= Orloff M. Dorman =

American judge (1809–1879)

Orloff Mather Dorman (January 7, 1809 – June 16, 1879) was a justice of the Supreme Court of Virginia from 1869 to 1870.

Born in Wilbraham, Massachusetts, he was initially named "Orlow", which he changed to "Orloff" in his younger years. He received a B.A. from Amherst College in 1831, and read law under Azon Taber of Albany, New York, from 1831 to 1833, while teaching at the Albany Female Academy. He then moved to Florida, continuing to read law under Charles Downing of St. Augustine, Florida, from 1834 to 1835, thereafter practicing law in Florida until 1847.

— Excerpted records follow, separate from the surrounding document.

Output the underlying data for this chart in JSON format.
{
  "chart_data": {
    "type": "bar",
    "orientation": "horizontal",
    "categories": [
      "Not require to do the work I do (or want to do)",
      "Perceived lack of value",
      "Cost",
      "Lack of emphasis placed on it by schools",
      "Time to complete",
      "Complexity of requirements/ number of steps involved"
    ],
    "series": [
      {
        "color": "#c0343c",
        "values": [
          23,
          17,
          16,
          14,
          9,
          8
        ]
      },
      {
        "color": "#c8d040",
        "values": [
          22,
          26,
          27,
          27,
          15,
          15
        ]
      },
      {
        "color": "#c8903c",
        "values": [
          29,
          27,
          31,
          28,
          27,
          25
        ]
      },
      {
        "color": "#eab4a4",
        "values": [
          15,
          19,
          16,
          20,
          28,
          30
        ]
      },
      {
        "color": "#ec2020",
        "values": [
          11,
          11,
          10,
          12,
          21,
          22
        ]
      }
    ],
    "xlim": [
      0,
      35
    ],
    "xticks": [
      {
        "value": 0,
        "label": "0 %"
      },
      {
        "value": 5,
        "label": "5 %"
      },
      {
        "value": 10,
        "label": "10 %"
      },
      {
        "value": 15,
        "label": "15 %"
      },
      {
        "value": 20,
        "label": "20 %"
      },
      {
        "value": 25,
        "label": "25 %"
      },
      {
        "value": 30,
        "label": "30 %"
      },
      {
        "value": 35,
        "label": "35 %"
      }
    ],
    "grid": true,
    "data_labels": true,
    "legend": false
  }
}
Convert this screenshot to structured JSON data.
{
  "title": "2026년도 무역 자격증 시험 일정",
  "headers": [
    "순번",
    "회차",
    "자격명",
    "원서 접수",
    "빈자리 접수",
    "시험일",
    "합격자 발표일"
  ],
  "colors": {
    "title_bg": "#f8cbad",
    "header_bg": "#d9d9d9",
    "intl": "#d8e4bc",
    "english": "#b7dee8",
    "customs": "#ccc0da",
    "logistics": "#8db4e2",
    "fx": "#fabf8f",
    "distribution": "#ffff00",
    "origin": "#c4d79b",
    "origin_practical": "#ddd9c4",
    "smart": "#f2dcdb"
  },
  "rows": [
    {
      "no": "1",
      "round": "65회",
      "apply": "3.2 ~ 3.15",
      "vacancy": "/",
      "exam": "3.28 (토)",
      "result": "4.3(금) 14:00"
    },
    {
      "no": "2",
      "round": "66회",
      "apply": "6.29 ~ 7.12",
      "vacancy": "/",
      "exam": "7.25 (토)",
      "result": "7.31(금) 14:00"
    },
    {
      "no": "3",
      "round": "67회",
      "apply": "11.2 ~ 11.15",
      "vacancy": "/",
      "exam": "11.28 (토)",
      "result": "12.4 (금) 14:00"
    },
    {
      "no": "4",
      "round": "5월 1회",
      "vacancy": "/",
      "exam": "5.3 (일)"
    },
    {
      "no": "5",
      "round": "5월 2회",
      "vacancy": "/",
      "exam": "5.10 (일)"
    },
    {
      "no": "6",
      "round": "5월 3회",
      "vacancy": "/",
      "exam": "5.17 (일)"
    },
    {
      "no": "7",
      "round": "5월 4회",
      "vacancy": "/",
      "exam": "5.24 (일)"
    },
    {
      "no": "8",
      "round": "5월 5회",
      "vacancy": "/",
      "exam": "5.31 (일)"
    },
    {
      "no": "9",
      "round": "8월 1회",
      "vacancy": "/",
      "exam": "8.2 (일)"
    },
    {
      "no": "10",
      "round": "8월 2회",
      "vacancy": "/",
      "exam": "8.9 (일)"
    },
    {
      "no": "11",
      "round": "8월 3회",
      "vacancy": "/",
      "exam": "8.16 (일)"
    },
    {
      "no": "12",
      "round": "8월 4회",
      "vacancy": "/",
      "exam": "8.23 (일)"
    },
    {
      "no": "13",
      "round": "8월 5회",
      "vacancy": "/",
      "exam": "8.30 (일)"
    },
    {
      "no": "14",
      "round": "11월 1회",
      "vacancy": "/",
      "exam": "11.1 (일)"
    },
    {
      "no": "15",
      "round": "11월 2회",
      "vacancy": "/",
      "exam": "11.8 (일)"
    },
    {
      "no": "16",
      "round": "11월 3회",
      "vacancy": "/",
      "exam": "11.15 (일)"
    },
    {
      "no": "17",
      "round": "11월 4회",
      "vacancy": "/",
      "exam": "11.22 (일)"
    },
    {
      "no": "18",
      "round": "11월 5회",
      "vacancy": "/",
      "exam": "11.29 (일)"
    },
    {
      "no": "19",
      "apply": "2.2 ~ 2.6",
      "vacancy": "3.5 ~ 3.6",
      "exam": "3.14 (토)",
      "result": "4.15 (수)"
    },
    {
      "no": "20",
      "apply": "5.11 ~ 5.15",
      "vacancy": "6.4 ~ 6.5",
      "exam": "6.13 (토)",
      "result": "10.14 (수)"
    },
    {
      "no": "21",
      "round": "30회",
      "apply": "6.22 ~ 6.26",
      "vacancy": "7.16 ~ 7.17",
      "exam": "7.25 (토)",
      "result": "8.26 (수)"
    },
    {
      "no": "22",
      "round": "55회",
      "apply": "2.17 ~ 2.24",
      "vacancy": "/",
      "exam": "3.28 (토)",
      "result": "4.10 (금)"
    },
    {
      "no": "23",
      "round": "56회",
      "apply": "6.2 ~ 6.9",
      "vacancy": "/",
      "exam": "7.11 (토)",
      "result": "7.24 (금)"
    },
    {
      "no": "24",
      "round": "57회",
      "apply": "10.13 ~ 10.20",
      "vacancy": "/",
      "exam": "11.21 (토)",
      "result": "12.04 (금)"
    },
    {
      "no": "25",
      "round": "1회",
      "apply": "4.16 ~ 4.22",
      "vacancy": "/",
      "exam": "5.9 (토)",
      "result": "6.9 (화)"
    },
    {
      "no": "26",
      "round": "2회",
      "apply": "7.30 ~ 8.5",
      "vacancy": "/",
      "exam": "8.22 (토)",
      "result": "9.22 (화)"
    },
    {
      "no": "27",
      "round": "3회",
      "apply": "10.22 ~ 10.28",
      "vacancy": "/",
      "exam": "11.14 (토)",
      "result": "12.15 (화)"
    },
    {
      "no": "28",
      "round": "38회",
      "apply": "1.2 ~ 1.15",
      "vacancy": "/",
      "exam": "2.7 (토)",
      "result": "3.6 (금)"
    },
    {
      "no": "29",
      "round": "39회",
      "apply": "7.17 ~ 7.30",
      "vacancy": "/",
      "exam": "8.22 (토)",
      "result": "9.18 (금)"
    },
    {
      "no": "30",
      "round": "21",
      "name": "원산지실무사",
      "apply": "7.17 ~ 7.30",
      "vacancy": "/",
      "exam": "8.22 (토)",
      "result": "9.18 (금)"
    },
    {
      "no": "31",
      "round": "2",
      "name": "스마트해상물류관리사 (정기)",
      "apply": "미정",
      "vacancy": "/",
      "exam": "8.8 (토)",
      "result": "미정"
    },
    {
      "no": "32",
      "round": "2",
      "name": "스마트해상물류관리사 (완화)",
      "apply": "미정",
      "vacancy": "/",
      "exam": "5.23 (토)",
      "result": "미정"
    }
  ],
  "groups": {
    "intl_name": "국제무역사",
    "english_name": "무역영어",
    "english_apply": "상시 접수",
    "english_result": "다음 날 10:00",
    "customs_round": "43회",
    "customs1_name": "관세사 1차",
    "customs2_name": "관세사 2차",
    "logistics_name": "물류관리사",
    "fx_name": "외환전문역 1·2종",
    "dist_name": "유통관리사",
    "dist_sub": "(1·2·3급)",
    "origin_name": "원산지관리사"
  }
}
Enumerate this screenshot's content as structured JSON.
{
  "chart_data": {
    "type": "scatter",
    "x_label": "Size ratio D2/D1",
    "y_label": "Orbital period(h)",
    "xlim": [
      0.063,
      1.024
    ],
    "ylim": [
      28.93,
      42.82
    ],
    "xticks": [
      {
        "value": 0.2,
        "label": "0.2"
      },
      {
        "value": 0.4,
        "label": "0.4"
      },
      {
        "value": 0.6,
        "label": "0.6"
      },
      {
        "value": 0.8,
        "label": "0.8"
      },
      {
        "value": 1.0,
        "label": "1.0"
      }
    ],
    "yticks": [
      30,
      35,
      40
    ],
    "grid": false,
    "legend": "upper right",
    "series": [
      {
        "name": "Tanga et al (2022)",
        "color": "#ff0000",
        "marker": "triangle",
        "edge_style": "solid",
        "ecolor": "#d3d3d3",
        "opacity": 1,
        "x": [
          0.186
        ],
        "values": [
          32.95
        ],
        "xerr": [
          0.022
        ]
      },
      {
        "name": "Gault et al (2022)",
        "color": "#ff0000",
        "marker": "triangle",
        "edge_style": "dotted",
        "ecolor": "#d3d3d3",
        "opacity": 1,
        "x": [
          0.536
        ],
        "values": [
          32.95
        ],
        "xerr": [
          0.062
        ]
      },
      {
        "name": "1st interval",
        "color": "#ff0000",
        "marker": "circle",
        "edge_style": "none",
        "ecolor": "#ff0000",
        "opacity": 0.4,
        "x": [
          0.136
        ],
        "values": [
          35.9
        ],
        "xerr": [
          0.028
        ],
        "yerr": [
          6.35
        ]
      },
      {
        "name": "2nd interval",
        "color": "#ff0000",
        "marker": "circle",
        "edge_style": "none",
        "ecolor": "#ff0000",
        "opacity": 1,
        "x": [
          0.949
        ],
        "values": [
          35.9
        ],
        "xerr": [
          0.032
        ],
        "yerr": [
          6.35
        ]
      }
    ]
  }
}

During the American Civil War, he served in the Union Army as a paymaster, with rank of major, from 1862 to 1866. He was thereafter named a judge of the Corporation Court of Norfolk, Virginia, from 1867 to 1868. He was named to the Virginia state supreme court during Reconstruction, on May 6, 1869, by the commander of the First Military District overseeing civilian government in Virginia. He served until January 26, 1870, when civilian rule was restored.

Dorman married Margarette E. Gould, of Hampshire County, Massachusetts, on September 4, 1845. They had no children. Dorman thereafter resided in Virginia until his death, at his home in Norfolk, Virginia, at the age of 70.